2014 : Les manifestations, largement concentrées autour de la place Maïdan à Kyiv, deviennent violentes. Des dizaines de manifestants sont tués. En février, le parlement vote la destitution de Ianoukovitch, qui s’enfuit. En quelques jours, des hommes armés s’emparent du parlement de Crimée et hissent le drapeau russe. Moscou annexe le territoire après un référendum du 16 mars qui montre un soutien écrasant en Crimée pour l’adhésion à la Russie.

Avril 2014 : Les séparatistes pro-russes de la région ukrainienne du Donbass proclament leur indépendance. Les combats éclatent et se poursuivent sporadiquement jusqu’en 2022, malgré de fréquents cessez-le-feu.

Juillet 2014 : Un missile abat l’avion de passagers MH17 au-dessus de l’est de l’Ukraine en route d’Amsterdam vers Kuala Lumpur, tuant les 298 personnes à bord. Les enquêteurs retracent l’arme utilisée jusqu’à la Russie, qui nie toute implication.

2017 : Le président Petro Porochenko, homme d’affaires milliardaire pro-occidental au pouvoir depuis mai 2014, conclut un accord d’association avec l’UE sur le libre-échange des biens et des services. Les Ukrainiens obtiennent également le droit de voyager sans visa vers l’UE.

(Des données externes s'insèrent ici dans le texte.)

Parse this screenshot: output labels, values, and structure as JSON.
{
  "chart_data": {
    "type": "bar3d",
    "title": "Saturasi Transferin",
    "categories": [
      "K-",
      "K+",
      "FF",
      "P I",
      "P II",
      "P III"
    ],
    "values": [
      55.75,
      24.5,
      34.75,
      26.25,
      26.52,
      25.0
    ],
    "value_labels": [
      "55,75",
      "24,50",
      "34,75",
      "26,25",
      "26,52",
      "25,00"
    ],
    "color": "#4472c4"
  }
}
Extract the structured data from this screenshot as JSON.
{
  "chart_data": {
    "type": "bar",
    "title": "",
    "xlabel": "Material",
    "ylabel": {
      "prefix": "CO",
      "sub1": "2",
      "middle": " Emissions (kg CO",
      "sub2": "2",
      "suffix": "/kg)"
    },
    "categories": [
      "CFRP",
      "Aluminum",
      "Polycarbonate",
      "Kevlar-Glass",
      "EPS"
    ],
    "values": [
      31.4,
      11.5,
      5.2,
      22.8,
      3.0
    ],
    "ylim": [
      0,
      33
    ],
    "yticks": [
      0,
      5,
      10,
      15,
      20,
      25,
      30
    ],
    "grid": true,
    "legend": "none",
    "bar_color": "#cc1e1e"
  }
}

2019 : L’ancien acteur comique Volodymyr Zelenskyy bat Porochenko lors d’une élection présidentielle en avril en promettant de lutter contre la corruption endémique et de mettre fin à la guerre dans l’est de l’Ukraine. Son parti Serviteur du peuple remporte les élections législatives de juillet.

2021 : Zelenskyy demande en janvier au président américain Joe Biden de laisser l’Ukraine rejoindre l’OTAN. La Russie masse des troupes près des frontières de l’Ukraine au printemps dans ce qu’elle dit être des exercices d’entraînement. En décembre, la Russie présente des exigences détaillées en matière de sécurité, notamment une garantie juridiquement contraignante que l’OTAN renoncera à toute activité militaire en Europe de l’Est et en Ukraine. En réponse, l’OTAN réitère son engagement envers sa politique de « porte ouverte » tout en offrant des discussions « pragmatiques » sur les préoccupations sécuritaires de Moscou.

2022 : Dans une allocution télévisée du 21 février, Poutine a déclaré que l’Ukraine fait partie intégrante de l’histoire russe, n’a jamais eu d’histoire d’État authentique, est gérée par des puissances étrangères et a un régime fantoche. Poutine signe des accords pour reconnaître les régions sécessionnistes de l’est de l’Ukraine comme indépendantes et y envoie des troupes russes. L’Occident impose davantage de sanctions économiques à la Russie. Le 24 février, Poutine déclare la guerre dans une allocution télévisée avant l’aube et la Russie lance une invasion à trois volets, ciblant les forces et les bases aériennes ukrainiennes avec des missiles et de l’artillerie et des zones de frappe dans les villes. Alors que des dizaines de milliers de personnes fuient leurs foyers, Zelensky ordonne une mobilisation générale.